I saw myself, I was a centaur”
© L. Mangin
It would not be a bust-covered horse bodyHomo sapiens who would have three pairs of limbs, but rather a man whose only lower limbs were nails, like the satyrs of Greek mythology. The idea of hybridization with this horse is also in his heart Let the horse live in me, a work in two stages. First up are the prosthetic horse legs that Marion Laval-Jeantet sits on to walk alongside a real stallion.

Let the horse live in me.
© Object Oriented Art.
This is a performance related to bio-art, this artistic movement that uses the latest biotechnological achievements: after long discussions with scientists, the transfer of horse blood into the artist’s body, first the healing possibilities of animal blood, and then the blood elements on the horse should be discarded because they are too dangerous.
It is also the basis of biotechnology Microbiotic landscapesthey take the populations of microorganisms inhabiting the intestinal system of all living things as the basic material.

Object-oriented art, Microbiotic Landscapes, 2016.
© Object Oriented Art, 2022
The duo became interested in it back in 2010, and in 2015 sent Rob Knight from the University of California, San Diego (and co-founder of the Microbiome Earth project, offering to analyze the microbial communities of 200,000 biological samples taken from around the world). world), faecal samples to obtain maps of existing species.
The first results revealed a kind of globalization of microbes (Covid-19 is another example), usually found in the four corners of the planet, reflecting the different journeys of the two artists, especially in Africa. can be seen in the work Tracked, is on view at the Museum of Fine Arts in Dole, Jura, as part of the “Care” exhibition. To go beyond the numerical models and statistics that characterize the microbiota today, they used microphotographic methods developed by INRAe and AgroparisTech biologist Chantal Bridonneau of the Micalis Institute to visualize their internal fauna. . In doing so, they detected pathogenic species such as amoeba that no conventional biological test could detect!
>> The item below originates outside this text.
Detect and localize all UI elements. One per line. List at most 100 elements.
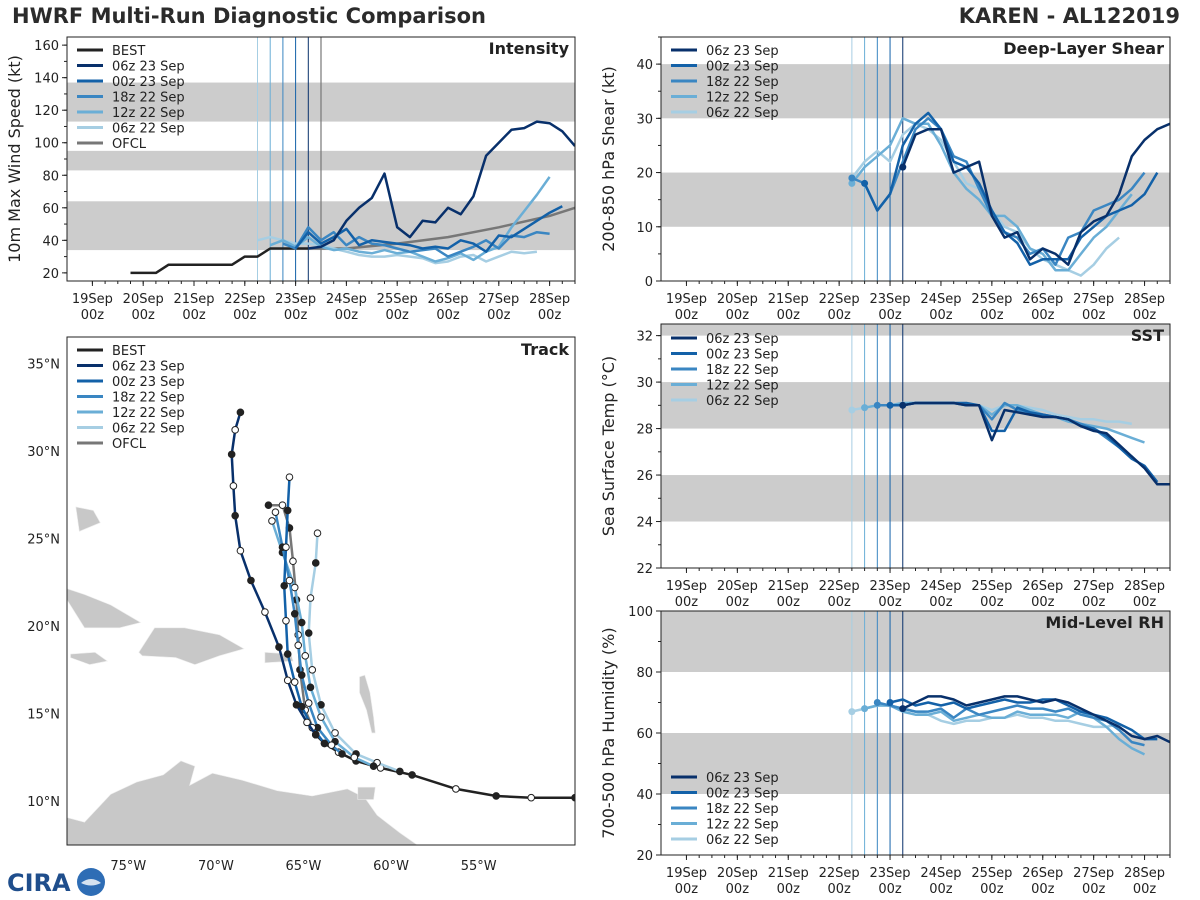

According to them, this is proof that the disappearance of analog in favor of digital has led to the loss of a subtle understanding of our inner world.
From their photos, they took four microbiotic landscapes presented at the Chamarande estate, dioramas corresponding to 1 square centimeter of the intestinal wall, in which pathogenic microorganisms and harmless microbes are presented. The wax of some landscape elements even captures actual bacteria as a memory of the artists’ microbiota. The stage also includes fluorescence microscopes used in molecular biology.
Art Orienté Objet’s interest in the microbiota grew with performance Let the first forest live in me, that is, the transfer of the microbiota of the Baka chick living in the equatorial forests into the body of Marion Laval-Jeantet. The discovery of the myriad roles of the microbiota on the health and behavior of the host, like the discovery of natural selection by Darwin or heliocentrism by Copernicus and Galileo, overturned people’s conceptions of themselves and their lives. A place in the universe and within living things. The exhibition goes in the same direction as questioning the conditions of our existence. You can do it while having fun with these two artists.